ABSTRACT

We have here on the table two or three kinds of recording apparatus. The one in front of me, which looks rather a large instrument is what is called an “endless paper apparatus;” by using which one can go on making an observation for a very long time without altering the apparatus at all. On one portion there is a roll of paper rolled by machinery, some hundreds of yards long. The whole object of the machine is to unroll this paper, moving it along at a regular rate, and passing it over these brass cylinders, and then as the paper is passing, any movement in the animal body which we wish to record is marked on the paper as it passes along. You must have noticed in the shops of mathematical instrument makers, clocks provided with a rotating drum, on which a piece of paper is carried round very slowly according to the movement of certain wheels of the clock, and you have also noticed, marking upon such a drum, a pencil which moves up and down, and this pencil is connected perhaps with a barometer. The apparatus here is founded on precisely the same principles. It may be moved either by a gas engine, a steam engine, or by clockwork, and the rate is capable of being varied by a screw underneath. A curve may be traced on the moving paper by means of a bent U tube or manometer, filled with mercury to a certain height, and open at each end.

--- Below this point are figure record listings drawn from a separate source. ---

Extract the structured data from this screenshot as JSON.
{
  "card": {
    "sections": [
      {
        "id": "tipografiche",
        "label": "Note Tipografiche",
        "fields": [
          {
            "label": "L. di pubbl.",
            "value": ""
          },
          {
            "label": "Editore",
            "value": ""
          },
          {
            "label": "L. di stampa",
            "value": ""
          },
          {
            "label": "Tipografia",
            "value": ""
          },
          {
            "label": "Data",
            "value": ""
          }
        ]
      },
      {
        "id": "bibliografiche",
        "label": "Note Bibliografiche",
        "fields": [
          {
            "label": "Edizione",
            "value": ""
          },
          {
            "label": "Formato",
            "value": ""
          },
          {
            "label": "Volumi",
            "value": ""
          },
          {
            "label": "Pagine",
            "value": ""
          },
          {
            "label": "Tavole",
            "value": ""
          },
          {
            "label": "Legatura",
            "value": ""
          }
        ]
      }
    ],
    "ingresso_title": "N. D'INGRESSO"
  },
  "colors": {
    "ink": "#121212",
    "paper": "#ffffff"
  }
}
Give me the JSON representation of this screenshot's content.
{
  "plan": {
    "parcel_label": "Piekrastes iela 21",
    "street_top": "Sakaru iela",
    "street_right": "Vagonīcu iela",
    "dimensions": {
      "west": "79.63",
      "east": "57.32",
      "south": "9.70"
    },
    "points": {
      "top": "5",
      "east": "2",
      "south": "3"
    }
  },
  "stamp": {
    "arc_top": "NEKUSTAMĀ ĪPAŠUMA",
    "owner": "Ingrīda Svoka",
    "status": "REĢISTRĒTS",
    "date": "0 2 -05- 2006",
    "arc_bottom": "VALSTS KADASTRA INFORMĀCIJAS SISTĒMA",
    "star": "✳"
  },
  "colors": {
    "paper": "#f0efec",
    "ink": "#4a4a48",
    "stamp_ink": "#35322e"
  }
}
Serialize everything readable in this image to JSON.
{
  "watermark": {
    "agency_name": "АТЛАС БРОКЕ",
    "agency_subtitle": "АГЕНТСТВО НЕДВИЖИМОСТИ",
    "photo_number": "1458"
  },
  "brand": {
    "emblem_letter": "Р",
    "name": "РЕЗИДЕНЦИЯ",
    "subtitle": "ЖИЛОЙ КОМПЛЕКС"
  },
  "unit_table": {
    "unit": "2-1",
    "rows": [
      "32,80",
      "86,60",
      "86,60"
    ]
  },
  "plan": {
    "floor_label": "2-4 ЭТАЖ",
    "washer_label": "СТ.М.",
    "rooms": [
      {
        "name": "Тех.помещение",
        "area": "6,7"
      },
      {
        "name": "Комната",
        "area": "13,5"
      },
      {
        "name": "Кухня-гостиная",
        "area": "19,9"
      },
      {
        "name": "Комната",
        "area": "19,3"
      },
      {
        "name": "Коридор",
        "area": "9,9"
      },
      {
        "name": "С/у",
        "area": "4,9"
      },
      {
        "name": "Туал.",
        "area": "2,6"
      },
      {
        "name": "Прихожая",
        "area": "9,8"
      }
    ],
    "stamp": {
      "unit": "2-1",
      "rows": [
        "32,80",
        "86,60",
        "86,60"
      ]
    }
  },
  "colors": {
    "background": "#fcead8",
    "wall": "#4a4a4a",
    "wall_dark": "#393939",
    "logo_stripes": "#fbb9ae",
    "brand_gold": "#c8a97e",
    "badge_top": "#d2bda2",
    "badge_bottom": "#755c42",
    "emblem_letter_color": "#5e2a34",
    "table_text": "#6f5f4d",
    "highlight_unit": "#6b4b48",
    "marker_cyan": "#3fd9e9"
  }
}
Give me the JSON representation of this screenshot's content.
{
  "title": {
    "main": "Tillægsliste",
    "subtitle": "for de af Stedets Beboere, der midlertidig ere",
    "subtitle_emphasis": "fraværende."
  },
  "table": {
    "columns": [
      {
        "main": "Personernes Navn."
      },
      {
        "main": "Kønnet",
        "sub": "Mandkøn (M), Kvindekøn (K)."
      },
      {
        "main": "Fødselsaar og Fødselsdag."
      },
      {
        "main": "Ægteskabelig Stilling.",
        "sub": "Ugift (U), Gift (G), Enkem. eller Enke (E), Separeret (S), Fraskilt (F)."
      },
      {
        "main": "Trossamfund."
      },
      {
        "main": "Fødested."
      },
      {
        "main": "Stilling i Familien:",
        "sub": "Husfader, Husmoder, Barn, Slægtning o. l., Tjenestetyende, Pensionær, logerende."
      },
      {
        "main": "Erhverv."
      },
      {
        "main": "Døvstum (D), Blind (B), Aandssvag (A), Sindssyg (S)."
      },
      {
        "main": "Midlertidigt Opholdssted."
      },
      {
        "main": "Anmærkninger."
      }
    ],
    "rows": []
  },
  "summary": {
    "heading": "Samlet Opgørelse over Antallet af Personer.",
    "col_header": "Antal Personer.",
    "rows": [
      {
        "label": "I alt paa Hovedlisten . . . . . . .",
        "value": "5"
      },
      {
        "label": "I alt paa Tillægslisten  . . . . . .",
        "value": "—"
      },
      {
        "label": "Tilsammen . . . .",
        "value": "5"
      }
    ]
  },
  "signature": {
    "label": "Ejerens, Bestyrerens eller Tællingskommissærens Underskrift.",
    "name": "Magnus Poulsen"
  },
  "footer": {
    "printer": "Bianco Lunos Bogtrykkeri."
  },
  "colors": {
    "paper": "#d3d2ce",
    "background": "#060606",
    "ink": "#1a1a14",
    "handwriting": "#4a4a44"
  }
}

At the top of the mercury in one of the legs of the tube, lies a float, which is connected to a little pen and follows the movements of the mercury. The pen is wetted with ink so as to write on the white paper and trace the movement upon it. If we wish to take 282the pulse in the arteries we have only to connect the other end of the tube by means of an india-rubber pipe with an artery, and then any movement in the artery will cause the mercury to rise and fall. In this way many of the principal discoveries, with regard to the phenomena exhibited in the circulation of the blood, have been made. This apparatus we owe to Professor Ludwig, and it is the ordinary apparatus used in physiological laboratories for obtaining a trace of the movement of the blood and the variations in the pressure which is found within the system of blood-vessels.